Malgré le salaire que leur verse l’AFP, les journalistes n’ont plus les moyens d’acheter quoi que ce soit, les prix ayant flambé ou les biens ayant disparu. Les rares commerçants qui acceptent encore des transactions en ligne imposent des commissions atteignant 40 %.
L’AFP n’a plus les ressources pour fournir un véhicule à son équipe sur place, ni l’essence pour les faire rouler.
Toute circulation motorisée est de toute façon dangereuse, les voitures étant fréquemment prises pour cible par l’aviation israélienne. Les reporters se déplacent donc à pied ou, dans certains cas, en charrette tirée par un âne.
“Jamais le souvenir de mourir de faim”
Ahlam, une autre journaliste de l’AFP basée dans le sud de Gaza, témoigne également des conditions terribles dans l’enclave : “À chaque fois que je quitte la tente pour couvrir un événement, réaliser une interview ou documenter un fait, je ne sais pas si je reviendrai vivante”.
Son principal obstacle, dit-elle, est désormais le manque total de nourriture et d’eau potable.
La SDJ souligne que ces journalistes, jeunes pour la plupart, sont physiquement épuisés, affamés, mais continuent malgré tout à envoyer des images, des vidéos, des récits du terrain.
“Leurs appels au secours, déchirants, sont désormais quotidiens”, écrivent les auteurs du communiqué.
Ces derniers jours, la SDJ affirme avoir reçu des messages de plus en plus brefs, exprimant surtout la fatigue, la faim, la peur de ne pas survivre. Le dimanche 20 juillet, Bashar a confié : “Pour la première fois, je me sens vaincu. (…) Je souhaiterais que M. Macron puisse m’aider à sortir de cet enfer”.
Ahlam, de son côté, insiste sur la nécessité de continuer à travailler : “Résister n’est pas un choix : c’est une nécessité”.
Face à cette situation jugée intenable, la SDJ de l’AFP lance un appel pressant aux autorités françaises, aux Nations unies, aux ONG et à la communauté internationale pour qu’une aide humanitaire urgente soit apportée à ces journalistes.
“Nous risquons d’apprendre leur mort à tout moment, et cela nous est insupportable. (...) , conclut le communiqué de la SDJ.
La France demande l'accès à Gaza
Par ailleurs, la France demande que "la presse libre et indépendante puisse accéder à Gaza pour montrer" ce qu'il se passe dans le territoire en danger de famine après 21 mois de guerre, a déclaré mardi le ministre français des Affaires étrangères Jean-Noël Barrot.

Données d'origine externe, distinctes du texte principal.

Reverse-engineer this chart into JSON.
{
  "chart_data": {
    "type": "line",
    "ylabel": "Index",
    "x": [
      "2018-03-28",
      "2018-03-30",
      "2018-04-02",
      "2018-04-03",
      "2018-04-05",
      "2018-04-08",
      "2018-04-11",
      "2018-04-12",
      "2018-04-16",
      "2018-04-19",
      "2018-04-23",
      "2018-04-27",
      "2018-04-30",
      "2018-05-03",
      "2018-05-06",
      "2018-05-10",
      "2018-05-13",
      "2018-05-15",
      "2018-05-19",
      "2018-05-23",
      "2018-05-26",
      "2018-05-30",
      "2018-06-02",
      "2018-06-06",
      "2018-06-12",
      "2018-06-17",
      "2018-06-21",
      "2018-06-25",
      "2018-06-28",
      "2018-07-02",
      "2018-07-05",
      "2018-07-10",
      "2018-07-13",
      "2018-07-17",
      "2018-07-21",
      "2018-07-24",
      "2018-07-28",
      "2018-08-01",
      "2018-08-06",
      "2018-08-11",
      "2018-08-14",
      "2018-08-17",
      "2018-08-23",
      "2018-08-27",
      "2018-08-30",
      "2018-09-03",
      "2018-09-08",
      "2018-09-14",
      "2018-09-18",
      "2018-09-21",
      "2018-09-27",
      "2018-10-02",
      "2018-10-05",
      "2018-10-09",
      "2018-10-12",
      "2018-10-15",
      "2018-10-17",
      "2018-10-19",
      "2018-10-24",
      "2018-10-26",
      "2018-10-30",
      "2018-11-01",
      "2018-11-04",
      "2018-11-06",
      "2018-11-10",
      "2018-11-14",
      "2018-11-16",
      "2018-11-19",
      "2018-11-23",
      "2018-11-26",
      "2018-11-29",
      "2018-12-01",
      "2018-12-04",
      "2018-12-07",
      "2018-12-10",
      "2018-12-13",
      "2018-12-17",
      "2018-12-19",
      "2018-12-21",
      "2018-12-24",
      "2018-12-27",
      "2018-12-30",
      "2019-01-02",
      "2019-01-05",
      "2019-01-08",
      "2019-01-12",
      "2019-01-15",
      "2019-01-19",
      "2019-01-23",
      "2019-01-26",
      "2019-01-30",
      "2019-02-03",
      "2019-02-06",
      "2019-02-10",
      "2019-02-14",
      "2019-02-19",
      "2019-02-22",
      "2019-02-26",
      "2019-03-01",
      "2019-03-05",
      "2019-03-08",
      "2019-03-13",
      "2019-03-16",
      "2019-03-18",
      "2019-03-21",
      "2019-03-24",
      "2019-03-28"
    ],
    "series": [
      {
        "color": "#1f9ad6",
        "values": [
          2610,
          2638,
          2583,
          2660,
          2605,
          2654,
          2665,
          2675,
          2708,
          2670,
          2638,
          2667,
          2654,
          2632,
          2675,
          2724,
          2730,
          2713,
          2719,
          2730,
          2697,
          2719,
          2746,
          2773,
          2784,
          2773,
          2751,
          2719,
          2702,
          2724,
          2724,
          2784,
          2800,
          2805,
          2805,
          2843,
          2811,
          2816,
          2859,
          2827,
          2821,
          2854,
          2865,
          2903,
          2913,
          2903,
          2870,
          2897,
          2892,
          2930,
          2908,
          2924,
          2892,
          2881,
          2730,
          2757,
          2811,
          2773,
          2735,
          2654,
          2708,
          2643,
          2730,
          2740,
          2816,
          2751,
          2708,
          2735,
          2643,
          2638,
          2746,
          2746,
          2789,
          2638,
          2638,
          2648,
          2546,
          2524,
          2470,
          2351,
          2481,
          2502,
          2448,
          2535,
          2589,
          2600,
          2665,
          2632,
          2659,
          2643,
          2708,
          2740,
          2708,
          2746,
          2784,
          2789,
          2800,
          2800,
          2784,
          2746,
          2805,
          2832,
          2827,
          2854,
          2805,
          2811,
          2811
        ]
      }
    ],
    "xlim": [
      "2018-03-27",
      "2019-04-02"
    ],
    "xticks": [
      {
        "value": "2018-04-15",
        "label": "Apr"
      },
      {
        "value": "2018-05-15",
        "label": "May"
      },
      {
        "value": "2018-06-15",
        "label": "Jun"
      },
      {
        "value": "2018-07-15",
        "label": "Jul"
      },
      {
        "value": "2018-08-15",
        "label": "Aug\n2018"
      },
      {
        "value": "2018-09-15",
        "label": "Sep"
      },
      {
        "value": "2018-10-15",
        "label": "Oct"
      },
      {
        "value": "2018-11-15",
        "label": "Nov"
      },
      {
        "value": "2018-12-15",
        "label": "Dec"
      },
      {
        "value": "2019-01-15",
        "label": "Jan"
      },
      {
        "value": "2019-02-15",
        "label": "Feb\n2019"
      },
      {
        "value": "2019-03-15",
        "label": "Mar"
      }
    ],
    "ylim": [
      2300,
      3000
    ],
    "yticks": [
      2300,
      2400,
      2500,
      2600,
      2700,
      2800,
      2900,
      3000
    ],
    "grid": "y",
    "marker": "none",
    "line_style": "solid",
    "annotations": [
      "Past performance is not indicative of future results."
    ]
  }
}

"Nous avons l'espoir de pouvoir faire sortir quelques collaborateurs de journalistes dans les prochaines semaines", a ajouté le ministre sur France Inter, interrogé sur le cas de plusieurs collaborateurs de l'AFP sur place qui se trouvent dans "une situation effroyable" selon la direction de l'agence.
"Nous y consacrons beaucoup d'efforts et beaucoup d'énergie", a dit le ministre, qui s'exprimait depuis Kiev où il est en déplacement.

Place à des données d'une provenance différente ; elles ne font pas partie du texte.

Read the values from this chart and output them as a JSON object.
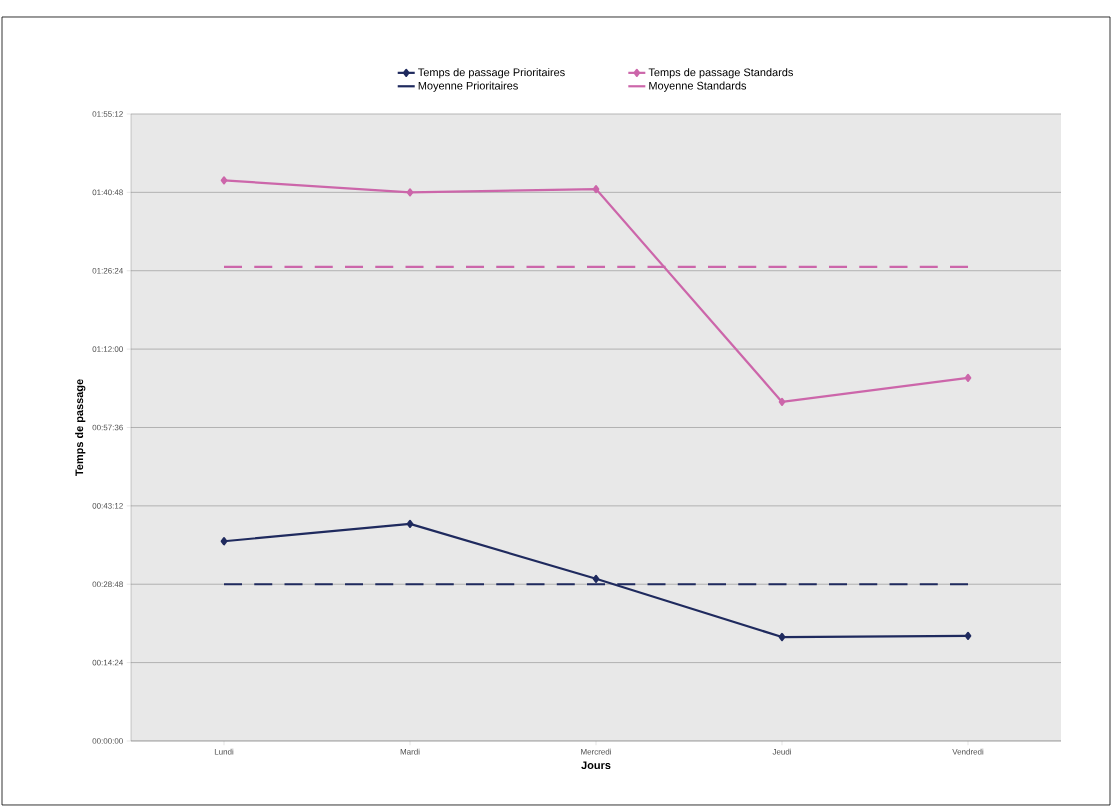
{
  "chart_data": {
    "type": "line",
    "xlabel": "Jours",
    "ylabel": "Temps de passage",
    "categories": [
      "Lundi",
      "Mardi",
      "Mercredi",
      "Jeudi",
      "Vendredi"
    ],
    "series": [
      {
        "name": "Temps de passage Prioritaires",
        "color": "#1f2a5e",
        "marker": "diamond",
        "line_style": "solid",
        "values": [
          36.7,
          39.9,
          29.8,
          19.1,
          19.3
        ]
      },
      {
        "name": "Temps de passage Standards",
        "color": "#cc66aa",
        "marker": "diamond",
        "line_style": "solid",
        "values": [
          103.0,
          100.8,
          101.4,
          62.3,
          66.7
        ]
      },
      {
        "name": "Moyenne Prioritaires",
        "color": "#1f2a5e",
        "marker": "none",
        "line_style": "dashed",
        "values": [
          28.8,
          28.8,
          28.8,
          28.8,
          28.8
        ]
      },
      {
        "name": "Moyenne Standards",
        "color": "#cc66aa",
        "marker": "none",
        "line_style": "dashed",
        "values": [
          87.1,
          87.1,
          87.1,
          87.1,
          87.1
        ]
      }
    ],
    "ylim": [
      0,
      115.2
    ],
    "yticks": [
      {
        "value": 0,
        "label": "00:00:00"
      },
      {
        "value": 14.4,
        "label": "00:14:24"
      },
      {
        "value": 28.8,
        "label": "00:28:48"
      },
      {
        "value": 43.2,
        "label": "00:43:12"
      },
      {
        "value": 57.6,
        "label": "00:57:36"
      },
      {
        "value": 72,
        "label": "01:12:00"
      },
      {
        "value": 86.4,
        "label": "01:26:24"
      },
      {
        "value": 100.8,
        "label": "01:40:48"
      },
      {
        "value": 115.2,
        "label": "01:55:12"
      }
    ],
    "grid": "y",
    "legend": "top"
  }
}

L'ONU et des ONG font régulièrement état d'un risque de famine dans le territoire palestinien assiégé par Israël après plus de 21 mois de guerre israélienne.
M. Barrot a également dit que la France condamne "avec la plus grande fermeté" la "déplorable" extension de l'offensive israélienne à Gaza lancée lundi, "qui va aggraver une situation déjà catastrophique".

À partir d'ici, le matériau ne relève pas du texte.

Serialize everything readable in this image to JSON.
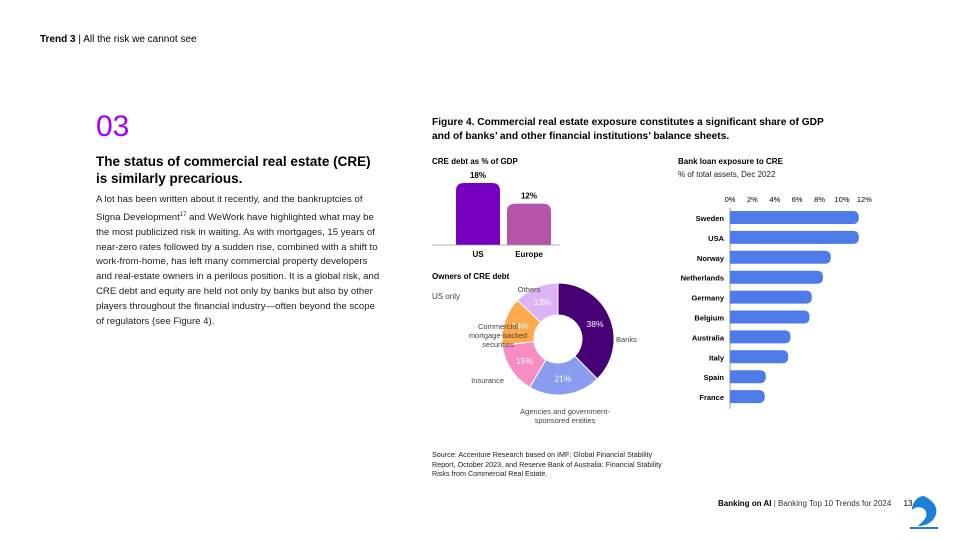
{
  "header": {
    "trend": "Trend 3",
    "sep": "|",
    "title": "All the risk we cannot see"
  },
  "section_number": "03",
  "headline": "The status of commercial real estate (CRE) is similarly precarious.",
  "body": {
    "p1": "A lot has been written about it recently, and the bankruptcies of Signa Development",
    "sup": "17",
    "p2": " and WeWork have highlighted what may be the most publicized risk in waiting. As with mortgages, 15 years of near-zero rates followed by a sudden rise, combined with a shift to work-from-home, has left many commercial property developers and real-estate owners in a perilous position. It is a global risk, and CRE debt and equity are held not only by banks but also by other players throughout the financial industry—often beyond the scope of regulators (see Figure 4)."
  },
  "figure_title": "Figure 4. Commercial real estate exposure constitutes a significant share of GDP and of banks’ and other financial institutions’ balance sheets.",
  "source": "Source: Accenture Research based on IMF: Global Financial Stability Report, October 2023, and Reserve Bank of Australia: Financial Stability Risks from Commercial Real Estate.",
  "footer": {
    "brand": "Banking on AI",
    "sep": "|",
    "title": "Banking Top 10 Trends for 2024",
    "page": "13"
  },
  "chart_data": [
    {
      "type": "bar",
      "title": "CRE debt as % of GDP",
      "categories": [
        "US",
        "Europe"
      ],
      "values": [
        18,
        12
      ],
      "value_labels": [
        "18%",
        "12%"
      ],
      "colors": [
        "#7500c0",
        "#b455aa"
      ]
    },
    {
      "type": "pie",
      "title": "Owners of CRE debt",
      "subtitle": "US only",
      "labels": [
        "Banks",
        "Agencies and government-sponsored entities",
        "Insurance",
        "Commercial mortgage-backed securities",
        "Others"
      ],
      "values": [
        38,
        21,
        15,
        14,
        13
      ],
      "value_labels": [
        "38%",
        "21%",
        "15%",
        "14%",
        "13%"
      ],
      "colors": [
        "#460073",
        "#8a9cf0",
        "#f78ec3",
        "#ffa94d",
        "#dcb4f5"
      ]
    },
    {
      "type": "bar",
      "orientation": "horizontal",
      "title": "Bank loan exposure to CRE",
      "subtitle": "% of total assets, Dec 2022",
      "categories": [
        "Sweden",
        "USA",
        "Norway",
        "Netherlands",
        "Germany",
        "Belgium",
        "Australia",
        "Italy",
        "Spain",
        "France"
      ],
      "values": [
        11.5,
        11.5,
        9,
        8.3,
        7.3,
        7.1,
        5.4,
        5.2,
        3.2,
        3.1
      ],
      "xlim": [
        0,
        12
      ],
      "ticks": [
        "0%",
        "2%",
        "4%",
        "6%",
        "8%",
        "10%",
        "12%"
      ],
      "color": "#4d7ce8"
    }
  ]
}
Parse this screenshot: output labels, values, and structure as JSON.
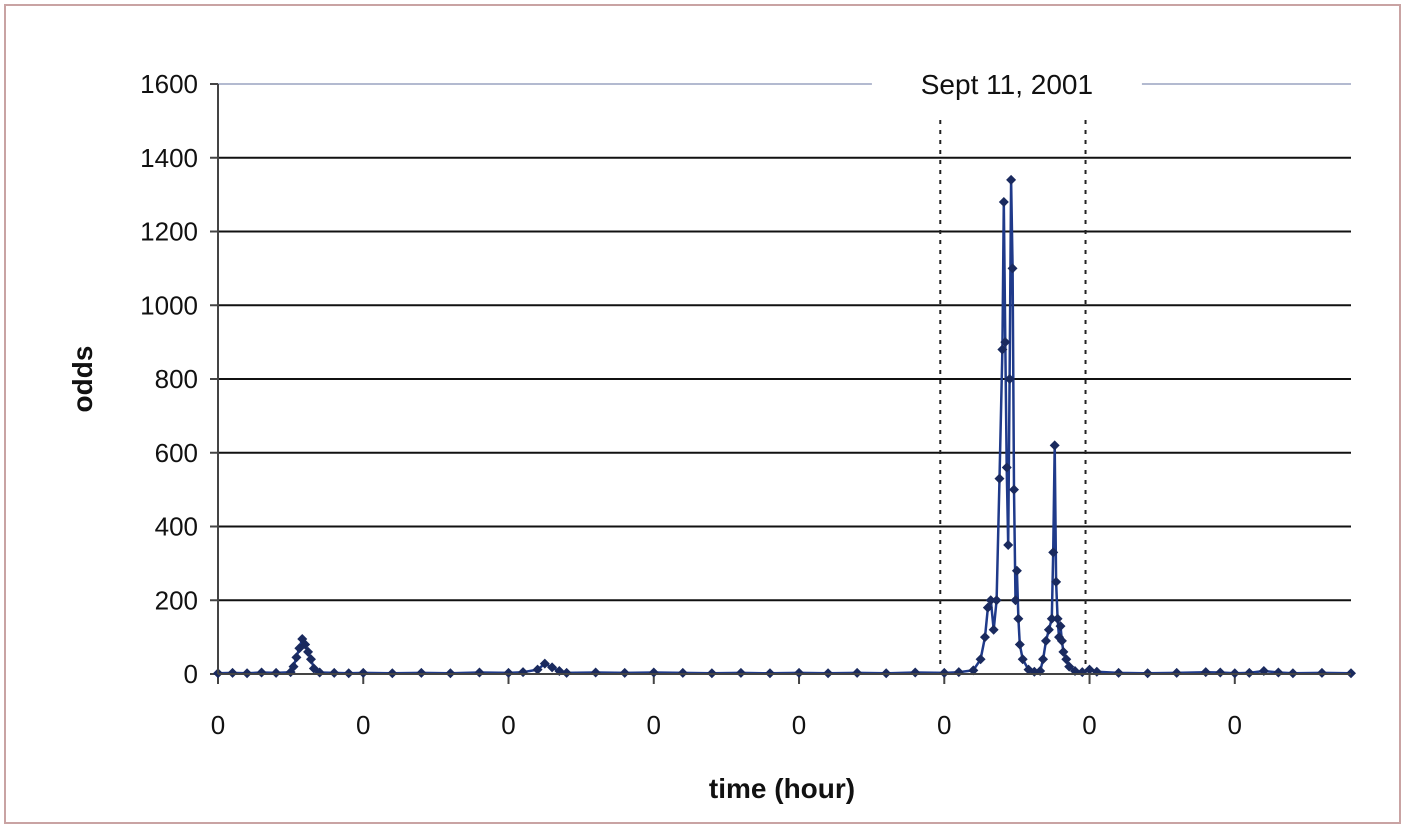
{
  "chart_data": {
    "type": "line",
    "title": "",
    "xlabel": "time (hour)",
    "ylabel": "odds",
    "ylim": [
      0,
      1600
    ],
    "yticks": [
      0,
      200,
      400,
      600,
      800,
      1000,
      1200,
      1400,
      1600
    ],
    "xlim": [
      0,
      7.8
    ],
    "xtick_positions": [
      0,
      1,
      2,
      3,
      4,
      5,
      6,
      7
    ],
    "xtick_labels": [
      "0",
      "0",
      "0",
      "0",
      "0",
      "0",
      "0",
      "0"
    ],
    "grid": true,
    "legend": "none",
    "annotation": {
      "text": "Sept 11, 2001",
      "x_start": 5.0,
      "x_end": 6.0
    },
    "series": [
      {
        "color": "#1f3a8a",
        "points": [
          [
            0.0,
            2
          ],
          [
            0.1,
            3
          ],
          [
            0.2,
            2
          ],
          [
            0.3,
            4
          ],
          [
            0.4,
            3
          ],
          [
            0.5,
            5
          ],
          [
            0.52,
            20
          ],
          [
            0.54,
            45
          ],
          [
            0.56,
            70
          ],
          [
            0.58,
            95
          ],
          [
            0.6,
            80
          ],
          [
            0.62,
            60
          ],
          [
            0.64,
            40
          ],
          [
            0.66,
            15
          ],
          [
            0.7,
            4
          ],
          [
            0.8,
            3
          ],
          [
            0.9,
            2
          ],
          [
            1.0,
            3
          ],
          [
            1.2,
            2
          ],
          [
            1.4,
            3
          ],
          [
            1.6,
            2
          ],
          [
            1.8,
            4
          ],
          [
            2.0,
            3
          ],
          [
            2.1,
            5
          ],
          [
            2.2,
            12
          ],
          [
            2.25,
            28
          ],
          [
            2.3,
            18
          ],
          [
            2.35,
            8
          ],
          [
            2.4,
            3
          ],
          [
            2.6,
            4
          ],
          [
            2.8,
            3
          ],
          [
            3.0,
            4
          ],
          [
            3.2,
            3
          ],
          [
            3.4,
            2
          ],
          [
            3.6,
            3
          ],
          [
            3.8,
            2
          ],
          [
            4.0,
            3
          ],
          [
            4.2,
            2
          ],
          [
            4.4,
            3
          ],
          [
            4.6,
            2
          ],
          [
            4.8,
            4
          ],
          [
            5.0,
            3
          ],
          [
            5.1,
            5
          ],
          [
            5.2,
            10
          ],
          [
            5.25,
            40
          ],
          [
            5.28,
            100
          ],
          [
            5.3,
            180
          ],
          [
            5.32,
            200
          ],
          [
            5.34,
            120
          ],
          [
            5.36,
            200
          ],
          [
            5.38,
            530
          ],
          [
            5.4,
            880
          ],
          [
            5.41,
            1280
          ],
          [
            5.42,
            900
          ],
          [
            5.43,
            560
          ],
          [
            5.44,
            350
          ],
          [
            5.45,
            800
          ],
          [
            5.46,
            1340
          ],
          [
            5.47,
            1100
          ],
          [
            5.48,
            500
          ],
          [
            5.49,
            200
          ],
          [
            5.5,
            280
          ],
          [
            5.51,
            150
          ],
          [
            5.52,
            80
          ],
          [
            5.54,
            40
          ],
          [
            5.58,
            12
          ],
          [
            5.62,
            6
          ],
          [
            5.66,
            8
          ],
          [
            5.68,
            40
          ],
          [
            5.7,
            90
          ],
          [
            5.72,
            120
          ],
          [
            5.74,
            150
          ],
          [
            5.75,
            330
          ],
          [
            5.76,
            620
          ],
          [
            5.77,
            250
          ],
          [
            5.78,
            150
          ],
          [
            5.79,
            100
          ],
          [
            5.8,
            130
          ],
          [
            5.81,
            90
          ],
          [
            5.82,
            60
          ],
          [
            5.84,
            40
          ],
          [
            5.86,
            20
          ],
          [
            5.9,
            8
          ],
          [
            5.95,
            5
          ],
          [
            6.0,
            12
          ],
          [
            6.05,
            6
          ],
          [
            6.2,
            3
          ],
          [
            6.4,
            2
          ],
          [
            6.6,
            3
          ],
          [
            6.8,
            5
          ],
          [
            6.9,
            4
          ],
          [
            7.0,
            2
          ],
          [
            7.1,
            3
          ],
          [
            7.2,
            8
          ],
          [
            7.3,
            4
          ],
          [
            7.4,
            2
          ],
          [
            7.6,
            3
          ],
          [
            7.8,
            2
          ]
        ]
      }
    ]
  }
}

"Il n'y a plus aucune justification aux opérations militaires de l'armée israélienne à Gaza. C'est une offensive qui va aggraver une situation déjà catastrophique qui va provoquer de nouveaux déplacements forcés de populations que nous condamnons avec la plus grande fermeté", a-t-il dit.
La France appelle au "cessez le feu immédiat, à la libération de tous les otages du Hamas, qui doit être désormais désarmé, et à l'accès sans aucune entrave de l'aide humanitaire à Gaza", a ajouté le ministre.
L'armée israélienne a étendu lundi son offensive dans un nouveau secteur de la bande de Gaza, à Deir al-Balah, dans le centre du territoire palestinien, et entend agir dans des zones où elle n'était jamais allé au cours des 21 mois de guerre contre le Hamas, sommant les habitants d'évacuer les lieux.